# Reverse-geocode Google location history

See [this blog post](http://geoffboeing.com/2016/06/mapping-google-location-history-python/) for my full write-up of this project, or [this one](http://geoffboeing.com/2014/08/reverse-geocode-a-set-of-lat-long-coordinates-to-city-country/) for more about reverse-geocoding with Google.

In the previous notebook, we clustered the location history data to reduce the size of the data set. This reduced set was saved as 'location-history-clustered.csv'. Now we'll reverse-geocode it from lat/long to neighborhood, city, state, country. First, this script copies that csv file and renames the copy 'google-history-to-geocode.csv'. It uses this file as our working file to do the reverse-geocoding and takes full advantage of local caching of results to prevent duplicate API calls during multiple runs. As Google limits your IP address to 2,500 requests per day, we might need to do the entire data set in multiple passes. Hence the working file.

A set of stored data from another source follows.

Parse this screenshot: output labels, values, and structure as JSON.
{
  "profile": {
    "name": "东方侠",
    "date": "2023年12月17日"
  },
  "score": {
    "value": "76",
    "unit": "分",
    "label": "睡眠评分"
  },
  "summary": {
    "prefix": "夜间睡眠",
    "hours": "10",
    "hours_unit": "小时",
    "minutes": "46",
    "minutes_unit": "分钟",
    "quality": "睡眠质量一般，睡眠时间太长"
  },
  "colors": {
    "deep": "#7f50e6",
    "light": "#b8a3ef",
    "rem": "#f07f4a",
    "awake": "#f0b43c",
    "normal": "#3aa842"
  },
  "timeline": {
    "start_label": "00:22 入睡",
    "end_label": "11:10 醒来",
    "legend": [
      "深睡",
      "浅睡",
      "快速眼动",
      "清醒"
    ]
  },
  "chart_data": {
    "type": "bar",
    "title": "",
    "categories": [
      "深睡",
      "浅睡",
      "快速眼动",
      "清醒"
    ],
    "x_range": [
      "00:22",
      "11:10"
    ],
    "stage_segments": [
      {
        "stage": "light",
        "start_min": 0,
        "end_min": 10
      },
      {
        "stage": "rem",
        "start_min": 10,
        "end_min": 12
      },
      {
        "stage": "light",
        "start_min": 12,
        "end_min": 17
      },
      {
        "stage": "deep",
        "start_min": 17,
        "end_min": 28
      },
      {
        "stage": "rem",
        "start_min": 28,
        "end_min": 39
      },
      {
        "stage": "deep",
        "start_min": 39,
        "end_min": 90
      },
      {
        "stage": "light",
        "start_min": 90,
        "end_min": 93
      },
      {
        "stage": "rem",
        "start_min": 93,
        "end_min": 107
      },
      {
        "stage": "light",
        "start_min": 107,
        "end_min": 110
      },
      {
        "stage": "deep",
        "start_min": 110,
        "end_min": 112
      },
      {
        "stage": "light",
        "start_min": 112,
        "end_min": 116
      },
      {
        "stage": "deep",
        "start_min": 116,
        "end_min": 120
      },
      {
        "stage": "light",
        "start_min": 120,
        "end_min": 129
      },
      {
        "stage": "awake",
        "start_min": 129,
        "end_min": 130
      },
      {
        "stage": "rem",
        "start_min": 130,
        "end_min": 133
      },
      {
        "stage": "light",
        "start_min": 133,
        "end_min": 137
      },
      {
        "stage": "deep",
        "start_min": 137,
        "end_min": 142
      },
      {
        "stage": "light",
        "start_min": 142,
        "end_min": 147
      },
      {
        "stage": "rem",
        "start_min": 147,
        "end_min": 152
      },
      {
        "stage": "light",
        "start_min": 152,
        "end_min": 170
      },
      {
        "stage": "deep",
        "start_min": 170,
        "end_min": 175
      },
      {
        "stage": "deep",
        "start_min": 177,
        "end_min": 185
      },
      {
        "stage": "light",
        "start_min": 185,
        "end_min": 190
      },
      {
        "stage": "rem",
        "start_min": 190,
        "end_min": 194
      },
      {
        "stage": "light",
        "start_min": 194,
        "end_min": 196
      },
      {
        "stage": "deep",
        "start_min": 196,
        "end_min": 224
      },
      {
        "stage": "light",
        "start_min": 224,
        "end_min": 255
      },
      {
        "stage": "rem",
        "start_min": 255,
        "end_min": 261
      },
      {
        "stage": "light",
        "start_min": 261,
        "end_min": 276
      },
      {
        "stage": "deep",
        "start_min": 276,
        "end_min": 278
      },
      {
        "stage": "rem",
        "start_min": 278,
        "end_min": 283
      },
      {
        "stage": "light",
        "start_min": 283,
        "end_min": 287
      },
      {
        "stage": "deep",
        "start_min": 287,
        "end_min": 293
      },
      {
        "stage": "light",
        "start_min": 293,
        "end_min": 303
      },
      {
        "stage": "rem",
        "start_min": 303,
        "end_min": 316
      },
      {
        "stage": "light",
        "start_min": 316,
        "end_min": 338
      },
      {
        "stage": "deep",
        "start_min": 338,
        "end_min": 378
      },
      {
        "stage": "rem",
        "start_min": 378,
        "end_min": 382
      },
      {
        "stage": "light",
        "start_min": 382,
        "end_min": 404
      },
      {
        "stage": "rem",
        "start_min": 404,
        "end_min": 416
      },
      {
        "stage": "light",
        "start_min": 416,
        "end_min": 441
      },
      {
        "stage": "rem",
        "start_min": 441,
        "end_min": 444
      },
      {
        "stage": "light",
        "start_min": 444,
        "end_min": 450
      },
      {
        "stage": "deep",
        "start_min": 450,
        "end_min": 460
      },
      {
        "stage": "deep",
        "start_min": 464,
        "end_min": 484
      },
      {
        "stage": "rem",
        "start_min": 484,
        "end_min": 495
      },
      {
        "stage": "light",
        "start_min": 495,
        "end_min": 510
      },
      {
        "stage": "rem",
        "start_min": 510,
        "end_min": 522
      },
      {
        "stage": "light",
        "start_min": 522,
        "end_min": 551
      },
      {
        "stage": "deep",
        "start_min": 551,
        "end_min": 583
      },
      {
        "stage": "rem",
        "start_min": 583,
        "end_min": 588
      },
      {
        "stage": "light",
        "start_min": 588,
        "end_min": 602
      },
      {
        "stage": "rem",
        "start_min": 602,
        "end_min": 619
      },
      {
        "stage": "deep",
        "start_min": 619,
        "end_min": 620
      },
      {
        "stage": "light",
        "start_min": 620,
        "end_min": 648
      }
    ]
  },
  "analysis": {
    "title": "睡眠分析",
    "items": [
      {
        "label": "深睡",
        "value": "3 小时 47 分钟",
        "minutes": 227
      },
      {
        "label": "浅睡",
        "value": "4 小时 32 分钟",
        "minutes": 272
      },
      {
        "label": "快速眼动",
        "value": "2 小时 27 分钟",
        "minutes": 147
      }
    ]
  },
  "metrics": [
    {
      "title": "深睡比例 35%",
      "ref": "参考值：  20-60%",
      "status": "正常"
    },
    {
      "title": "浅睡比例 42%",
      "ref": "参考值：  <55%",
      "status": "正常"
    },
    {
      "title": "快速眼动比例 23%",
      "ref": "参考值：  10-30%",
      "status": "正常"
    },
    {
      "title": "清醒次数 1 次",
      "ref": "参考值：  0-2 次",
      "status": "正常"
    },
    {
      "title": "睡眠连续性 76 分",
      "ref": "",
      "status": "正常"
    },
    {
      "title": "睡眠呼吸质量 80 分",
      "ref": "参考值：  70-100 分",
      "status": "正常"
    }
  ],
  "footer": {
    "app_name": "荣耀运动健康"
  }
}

Sample API request: https://maps.googleapis.com/maps/api/geocode/json?latlng=39.9058153,-86.054788

In [1]:
import pandas as pd, time, requests, json, os.path, logging as lg, datetime as dt

In [2]:
pause = 0.1 #google limits you to 10 requests per second
use_second_geocoder = False #only set True on your last pass, if multiple
max_google_requests = 2500 #how many requests to make of google
google_requests_count = 0
final_output_filename = 'data/google-location-history.csv'

In [3]:
# configure local caching
geocode_cache_filename = 'data/reverse_geocode_cache.js'
cache_save_frequency = 100
requests_count = 0
geocode_cache = json.load(open(geocode_cache_filename)) if os.path.isfile(geocode_cache_filename) else {}

In [4]:
# create a logger to capture progress
log = lg.getLogger('reverse_geocoder')
if not getattr(log, 'handler_set', None):
    todays_date = dt.datetime.today().strftime('%Y_%m_%d_%H_%M_%S')
    log_filename = 'logs/reverse_geocoder_{}.log'.format(todays_date)
    handler = lg.FileHandler(log_filename, encoding='utf-8')
    formatter = lg.Formatter('%(asctime)s %(levelname)s %(name)s %(message)s')
    handler.setFormatter(formatter)
    log.addHandler(handler)
    log.setLevel(lg.INFO)
    log.handler_set = True

In [5]:
# set up the working file (see note at top of notebook)
working_filename = 'data/google-history-to-geocode.csv'
if not os.path.isfile(working_filename):
    df_temp = pd.read_csv('data/location-history-clustered.csv', encoding='utf-8')
    df_temp.to_csv(working_filename, index=False, encoding='utf-8')

## Define functions

In [6]:
# saves the dict cache to disk as json
def save_cache_to_disk(cache, filename):
    with open(filename, 'w', encoding='utf-8') as cache_file:
        cache_file.write(json.dumps(cache))
    log.info('saved {:,} cached items to {}'.format(len(cache.keys()), filename))

In [7]:
# make a http request
def make_request(url):
    log.info('requesting {}'.format(url))
    return requests.get(url).json()

In [8]:
# parse neighborhood data from a google reverse-geocode result
def get_neighborhood_google(result):
    if pd.notnull(result):
        if 'address_components' in result:
            for component in result['address_components']:
                if 'neighborhood' in component['types']:
                    return component['long_name']
                elif 'sublocality_level_1' in component['types']:
                    return component['long_name']
                elif 'sublocality_level_2' in component['types']:
                    return component['long_name']                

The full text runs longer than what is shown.